После того как нам столь неимоверно везло и меня опять перевели так далеко назад, пожалуй, можно надеяться, что счастье и впредь будет сопутствовать нам. Бог все-таки не оставит нас. Только что отправил тебе телеграмму и теперь очень волнуюсь. Впервые за три месяца я должен наконец-то получить от тебя известие, от напряжения и ожидания я растерял все умные мысли, ах, будем радоваться тому, что мы значительно приблизились друг к другу, будем надеяться на все хорошее, однако не на все рассчитывать.
[…]
[…]
Сегодня утром получил твою телеграмму. […] еще сегодня утром; я раскрывал ее в буквальном смысле дрожащими руками, а уже потом, пробежав глазами текст, снова и снова перечитывал этот клочок бумаги, поскольку никак не мог поверить в то, что все мои страхи и заботы, все бессонные ночи были столь беспочвенны.

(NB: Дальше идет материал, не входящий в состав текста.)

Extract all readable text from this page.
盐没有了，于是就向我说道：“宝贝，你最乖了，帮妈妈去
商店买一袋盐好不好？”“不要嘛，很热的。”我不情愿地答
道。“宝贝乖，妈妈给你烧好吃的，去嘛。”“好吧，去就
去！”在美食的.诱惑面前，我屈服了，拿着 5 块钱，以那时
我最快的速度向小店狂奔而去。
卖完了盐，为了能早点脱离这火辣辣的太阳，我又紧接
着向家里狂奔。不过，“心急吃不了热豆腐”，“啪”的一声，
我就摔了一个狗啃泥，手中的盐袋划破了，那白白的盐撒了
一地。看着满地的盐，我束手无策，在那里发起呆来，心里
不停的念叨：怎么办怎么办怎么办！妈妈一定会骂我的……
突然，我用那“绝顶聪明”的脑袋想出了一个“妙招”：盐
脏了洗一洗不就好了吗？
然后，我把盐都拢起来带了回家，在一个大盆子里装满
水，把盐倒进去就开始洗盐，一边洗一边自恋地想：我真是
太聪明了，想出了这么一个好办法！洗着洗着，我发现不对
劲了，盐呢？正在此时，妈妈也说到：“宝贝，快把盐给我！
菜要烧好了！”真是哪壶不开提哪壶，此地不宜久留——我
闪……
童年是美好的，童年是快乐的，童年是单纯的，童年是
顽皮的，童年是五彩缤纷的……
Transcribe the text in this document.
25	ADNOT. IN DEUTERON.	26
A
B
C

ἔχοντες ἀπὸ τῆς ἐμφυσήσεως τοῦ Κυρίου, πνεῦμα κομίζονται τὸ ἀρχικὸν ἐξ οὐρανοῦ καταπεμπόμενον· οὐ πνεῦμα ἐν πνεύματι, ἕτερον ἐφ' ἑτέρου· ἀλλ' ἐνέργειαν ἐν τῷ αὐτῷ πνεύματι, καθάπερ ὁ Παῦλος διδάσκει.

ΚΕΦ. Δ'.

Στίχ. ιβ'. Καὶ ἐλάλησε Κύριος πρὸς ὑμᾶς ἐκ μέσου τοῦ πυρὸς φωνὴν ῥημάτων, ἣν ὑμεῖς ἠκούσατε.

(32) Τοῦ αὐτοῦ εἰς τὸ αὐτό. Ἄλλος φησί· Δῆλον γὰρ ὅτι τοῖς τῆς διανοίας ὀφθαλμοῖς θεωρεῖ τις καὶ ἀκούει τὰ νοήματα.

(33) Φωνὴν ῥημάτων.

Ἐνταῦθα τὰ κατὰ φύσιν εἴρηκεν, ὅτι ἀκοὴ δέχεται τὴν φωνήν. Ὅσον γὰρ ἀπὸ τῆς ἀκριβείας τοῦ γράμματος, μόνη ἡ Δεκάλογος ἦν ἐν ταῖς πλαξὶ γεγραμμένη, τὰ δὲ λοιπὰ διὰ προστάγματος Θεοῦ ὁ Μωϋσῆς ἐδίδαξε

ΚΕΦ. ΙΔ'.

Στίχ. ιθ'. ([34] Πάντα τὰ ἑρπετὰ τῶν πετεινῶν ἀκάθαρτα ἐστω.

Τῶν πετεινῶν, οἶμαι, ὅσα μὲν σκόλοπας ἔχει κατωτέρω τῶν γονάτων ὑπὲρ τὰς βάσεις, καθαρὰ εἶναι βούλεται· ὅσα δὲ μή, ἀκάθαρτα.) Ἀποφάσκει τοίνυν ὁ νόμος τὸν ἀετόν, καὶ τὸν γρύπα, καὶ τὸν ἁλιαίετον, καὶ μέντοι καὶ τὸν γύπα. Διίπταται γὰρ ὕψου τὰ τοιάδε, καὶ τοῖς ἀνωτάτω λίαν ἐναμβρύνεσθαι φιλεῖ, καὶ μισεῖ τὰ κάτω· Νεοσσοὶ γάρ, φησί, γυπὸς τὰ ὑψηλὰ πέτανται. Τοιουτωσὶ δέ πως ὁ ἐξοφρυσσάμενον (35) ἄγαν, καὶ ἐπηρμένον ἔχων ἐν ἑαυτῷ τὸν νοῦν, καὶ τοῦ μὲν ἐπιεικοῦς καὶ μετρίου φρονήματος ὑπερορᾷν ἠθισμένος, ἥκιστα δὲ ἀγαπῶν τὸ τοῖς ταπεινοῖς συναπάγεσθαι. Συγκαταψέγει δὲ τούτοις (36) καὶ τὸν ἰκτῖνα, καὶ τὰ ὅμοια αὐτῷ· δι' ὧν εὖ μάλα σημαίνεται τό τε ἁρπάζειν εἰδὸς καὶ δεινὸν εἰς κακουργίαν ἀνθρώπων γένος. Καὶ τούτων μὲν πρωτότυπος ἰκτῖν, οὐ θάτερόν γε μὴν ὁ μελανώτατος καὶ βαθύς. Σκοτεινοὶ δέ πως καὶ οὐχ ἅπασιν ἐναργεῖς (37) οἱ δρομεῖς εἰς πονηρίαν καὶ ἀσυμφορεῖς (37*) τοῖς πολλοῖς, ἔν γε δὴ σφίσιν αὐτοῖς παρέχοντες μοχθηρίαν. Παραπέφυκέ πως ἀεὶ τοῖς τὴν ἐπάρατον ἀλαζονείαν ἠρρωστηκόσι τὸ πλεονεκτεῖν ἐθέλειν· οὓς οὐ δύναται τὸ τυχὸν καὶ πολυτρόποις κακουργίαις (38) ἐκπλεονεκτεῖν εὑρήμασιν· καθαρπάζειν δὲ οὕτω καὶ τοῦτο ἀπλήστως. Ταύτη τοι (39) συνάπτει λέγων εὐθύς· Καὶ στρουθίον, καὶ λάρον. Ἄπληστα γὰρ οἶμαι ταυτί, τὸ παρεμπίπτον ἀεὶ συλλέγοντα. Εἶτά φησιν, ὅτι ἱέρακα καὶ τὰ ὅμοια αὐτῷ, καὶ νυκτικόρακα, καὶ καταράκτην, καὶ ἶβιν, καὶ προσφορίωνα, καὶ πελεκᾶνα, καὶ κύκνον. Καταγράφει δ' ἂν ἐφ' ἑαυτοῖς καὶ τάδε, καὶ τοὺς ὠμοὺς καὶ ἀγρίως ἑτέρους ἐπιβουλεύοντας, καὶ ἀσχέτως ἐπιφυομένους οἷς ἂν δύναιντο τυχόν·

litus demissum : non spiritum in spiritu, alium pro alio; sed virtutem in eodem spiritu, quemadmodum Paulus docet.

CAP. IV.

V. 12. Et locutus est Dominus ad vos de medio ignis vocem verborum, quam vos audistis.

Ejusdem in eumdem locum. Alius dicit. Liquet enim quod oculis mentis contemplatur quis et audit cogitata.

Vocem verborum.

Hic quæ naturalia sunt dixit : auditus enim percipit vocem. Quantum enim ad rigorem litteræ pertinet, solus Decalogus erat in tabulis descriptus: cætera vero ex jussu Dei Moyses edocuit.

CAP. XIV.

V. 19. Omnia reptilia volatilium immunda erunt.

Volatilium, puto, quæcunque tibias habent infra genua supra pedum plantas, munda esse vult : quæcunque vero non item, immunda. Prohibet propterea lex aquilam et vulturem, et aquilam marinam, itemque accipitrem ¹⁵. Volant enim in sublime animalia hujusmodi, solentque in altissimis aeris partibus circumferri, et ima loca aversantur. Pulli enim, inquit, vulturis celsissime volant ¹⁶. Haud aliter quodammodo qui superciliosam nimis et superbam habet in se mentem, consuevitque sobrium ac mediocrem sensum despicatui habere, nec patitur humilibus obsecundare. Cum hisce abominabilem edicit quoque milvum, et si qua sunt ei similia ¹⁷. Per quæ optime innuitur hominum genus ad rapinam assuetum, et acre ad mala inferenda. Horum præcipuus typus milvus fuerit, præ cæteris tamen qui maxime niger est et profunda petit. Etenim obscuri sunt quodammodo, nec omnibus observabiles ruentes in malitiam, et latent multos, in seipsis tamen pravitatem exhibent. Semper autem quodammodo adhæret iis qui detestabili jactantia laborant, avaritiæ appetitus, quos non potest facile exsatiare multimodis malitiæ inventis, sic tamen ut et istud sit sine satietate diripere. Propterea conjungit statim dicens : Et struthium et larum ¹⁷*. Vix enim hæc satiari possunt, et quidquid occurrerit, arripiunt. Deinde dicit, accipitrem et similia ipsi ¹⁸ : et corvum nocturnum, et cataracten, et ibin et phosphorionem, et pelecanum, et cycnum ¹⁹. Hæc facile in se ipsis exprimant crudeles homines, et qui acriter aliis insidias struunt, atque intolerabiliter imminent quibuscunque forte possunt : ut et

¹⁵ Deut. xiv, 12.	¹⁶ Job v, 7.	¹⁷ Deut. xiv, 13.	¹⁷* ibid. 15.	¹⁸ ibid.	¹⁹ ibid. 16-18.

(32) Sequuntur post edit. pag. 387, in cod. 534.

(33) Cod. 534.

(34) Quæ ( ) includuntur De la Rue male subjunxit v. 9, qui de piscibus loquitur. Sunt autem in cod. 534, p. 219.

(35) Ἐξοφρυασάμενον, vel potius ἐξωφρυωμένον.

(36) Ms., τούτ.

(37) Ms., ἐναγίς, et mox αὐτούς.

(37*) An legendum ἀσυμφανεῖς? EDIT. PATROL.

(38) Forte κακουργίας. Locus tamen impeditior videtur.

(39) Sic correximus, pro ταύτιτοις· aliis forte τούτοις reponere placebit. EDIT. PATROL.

Теперь мне опять намного приятнее писать, потому что я вновь буду ощущать твое сочувствие и получать ответы. Немного грустно писать в неизвестность без малейшей надежды на ответ.
Я теперь целый день тружусь здесь внизу, в канцелярии, занимаюсь вместе с двумя товарищами иногда очень интересной и все-таки по большей части тягостной бумажной волокитой, однако мое терпение не беспредельно, и, как только настанет срок перевода в запасной батальон — это будет между седьмым и десятым февраля, — я сразу же подам рапорт и поеду сначала в Губен, в место дислоцирования моего запасного батальона, а там сразу получу отпуск на долечивание, стало быть, мы можем рассчитывать на встречу самое позднее в конце февраля, может быть, мы увидимся даже раньше, но то, что увидимся, это уж наверняка.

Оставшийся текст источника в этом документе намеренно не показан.